Friday, December 3, 2010

Final thoughts on A Corpse in the Koryo

Whew, maybe not an ideal pick for holiday reading. A novel about North Korea not being a pick me up. Who could have predicted that besides anyone who watches the news ever.

This is the first book in a series about Inspector O, a policeman in North Korea. His parents died in the war (Korean War?) and his Grandfather was a WWII hero who hated the Communist regime. It broke his grandfather's heart when his older grandson went off to "School" (really the Kim Re-education facilities for youth which they still operate) and came back dedicated to the Great Leader. His grandfather was a carpenter which explains O's obsession with wood. He carries different pieces of wood to sit and fidget with. His boss Pak tells him that people wanted to turn him in for having a subversive habit. Let's take a moment and think about how wack North Korea is.

He also rhapsodizes about sandpaper and how hard it is to get. His grandfather hated sandpaper. Who does carpentry without sandpaper? Apparently it was invented by an American in the 19th century according to the book (Yahoo answers tells me the sanding technique may have been invented by the Chinese but an American first patented the production process. Interesting.)

He is used to having his home and office random searched by the DPRK's shadow security forces.

The story, as I mentioned, is confusing in the beginning. O is asked to take a picture of a car on the highway outside of Pyongyang (come to think of it, since Kim turns out to be connected to it, I'm not sure why he was asked. Or was this Kang's idea? I still don't totally understand this story.)  The camera has no batteries. Also, their office teakettle was stolen (O's inability to ever get a cup of tea is one of the few pieces of humor in the story.) This camera thing turns into an incident which the reader understands less than O even.
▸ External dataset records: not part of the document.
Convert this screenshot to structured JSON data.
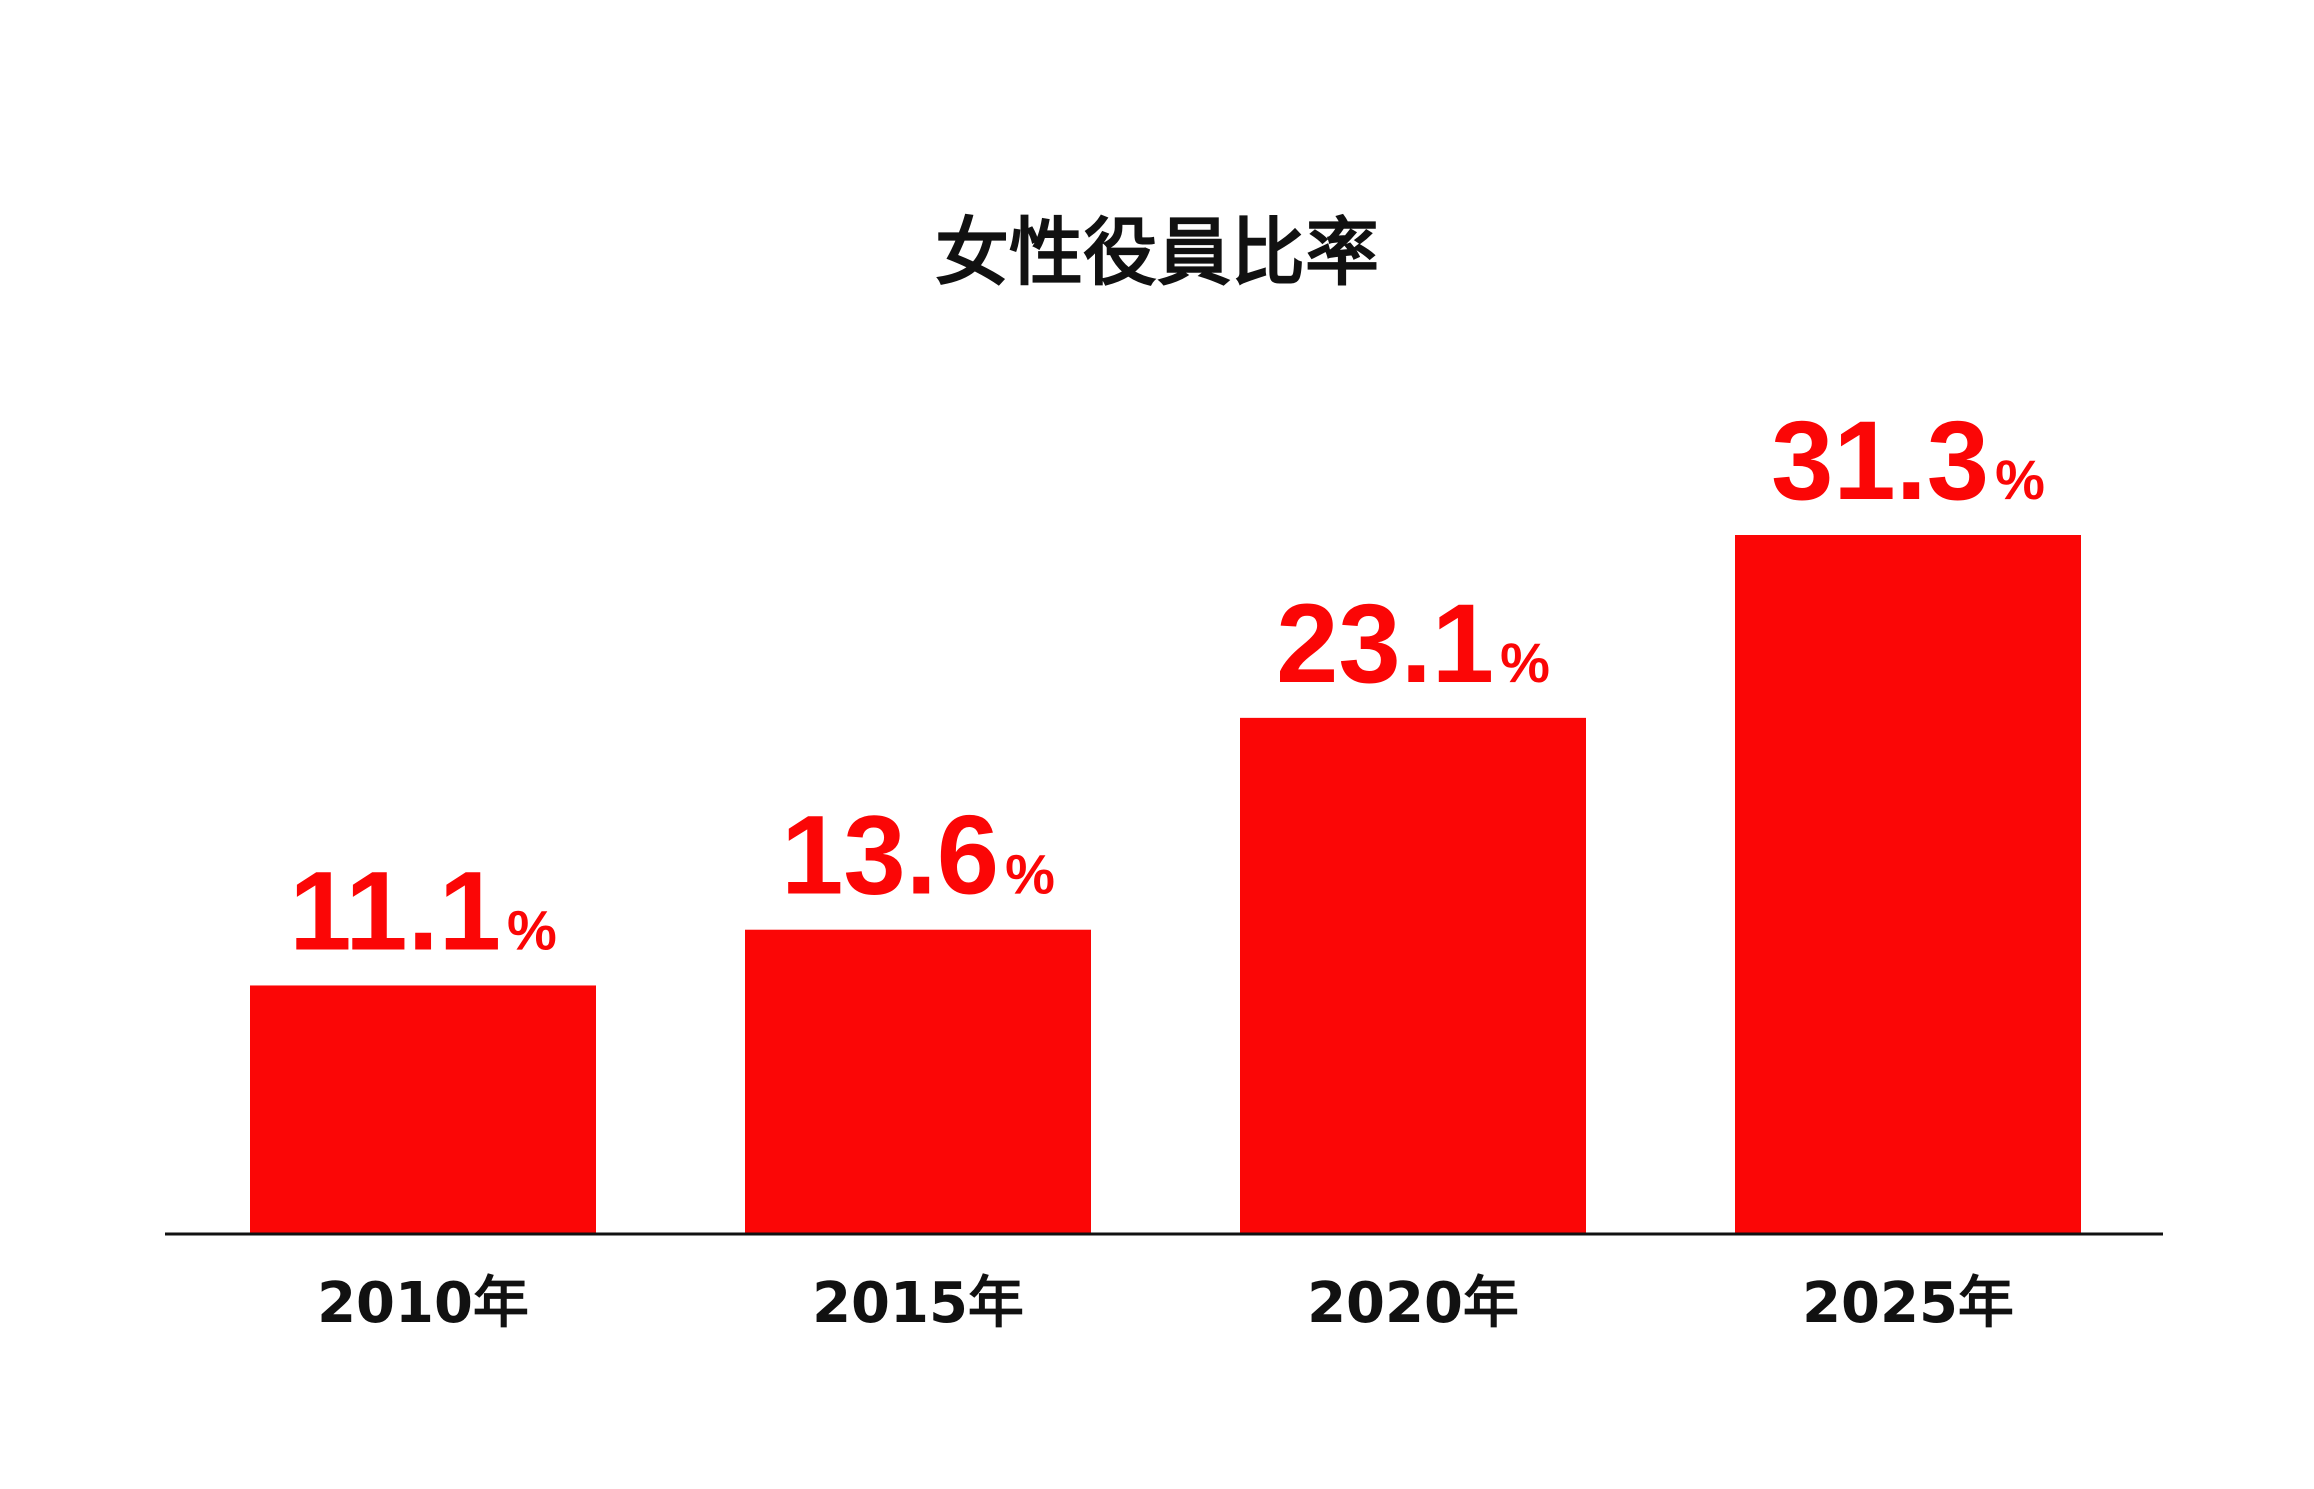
{
  "chart_data": {
    "type": "bar",
    "title": "女性役員比率",
    "categories": [
      "2010年",
      "2015年",
      "2020年",
      "2025年"
    ],
    "values": [
      11.1,
      13.6,
      23.1,
      31.3
    ],
    "data_labels": [
      "11.1",
      "13.6",
      "23.1",
      "31.3"
    ],
    "unit": "%",
    "xlabel": "",
    "ylabel": "",
    "ylim": [
      0,
      31.3
    ],
    "grid": false,
    "legend": "none",
    "bar_color": "#fb0606",
    "axis_color": "#111111"
  }
}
His boss sends him to Kanggye, then Manpo where he meets Kang who wants him to break into what turns out to be a Military Security base. Why? Also don't totally understand. But then a murdered foreigner (a Finn as it turns out) is found in a room at the Koryo and Kang tells O that Pak wants him to return to Pyongyang.

It's at this point in the book where I really started warming up to O. The interviews with MI6 (I am guessing) were kind of confusing (I really don't understand how or why O would be allowed out of the country if he is a lowly Pyongyang detective but maybe that's explained in a future book) but by the end, they helped illuminate O's personality and dry humor. I really like how O keeps "forgetting" to wear his Dear Leader pin. I still don't understand why he wouldn't defect even more than Renko. North Korea give new meaning to shithole.

The dead guy in the Koryo, at any rate, turns out to have been a Finn who is working with Kang on his smuggling information. Kim, the psychotic Military Security leader, also has a car smuggling information. But he hates Kang and his whole department. Kang is trying to sneak his people out. He stays behind so he can get Lena, the Chinese/Finnish operative (or prostitute?), to leave with him. Military Security killed the Finn to send a message to Kang by putting him in the room he had just stayed in with Lena. There's also something about Japan but I didn't totally understand that either. My Asian history is pretty poor like most Westerners. The author mentions most Asians hate Japanese. That's kind of interesting.

By the end, lots of people are dead: Kang, Pak, poor Lena (bludgeoned in the Temple at Hyangsan by...Military Security?), the security officer who was a friend of O's and knew about the smuggling, the desk clerk in Manpo (choked by having his despooled Western porn video shoved down his throat), and maybe Grandma Pak and Kang's daughter, who if not dead is in a labor camp and wishes she were. Who isn't dead is Kim, the man who directly or indirectly killed them all. But, O has set him up to appear he is collaborating with the West by giving them a copy of his passport. Again, what the hell was O doing in Prague?

And the part at the very end after the shootout about O finding a corpse that isn't Kang--does that mean he got away? I think that is what it means. 

The end of the book is dated January, 2003 so this all takes place in 2002 I assume.

I complain about not getting the story but I did like it. Very well put together. Besides what I mentioned above, I don't understand why some people chose to help O. Were they all operatives of Kang? That's hinted at but the desk clerk giving him the bus schedule meant for Kang, I don't really get why he did that. It could also seem like a strange coincidence that everyone O ran into in the mountains seemed to know and have something built by his grandfather but that is where his family lived when O was young I think. The more you know about Korea and its history, the more you'll get out of this.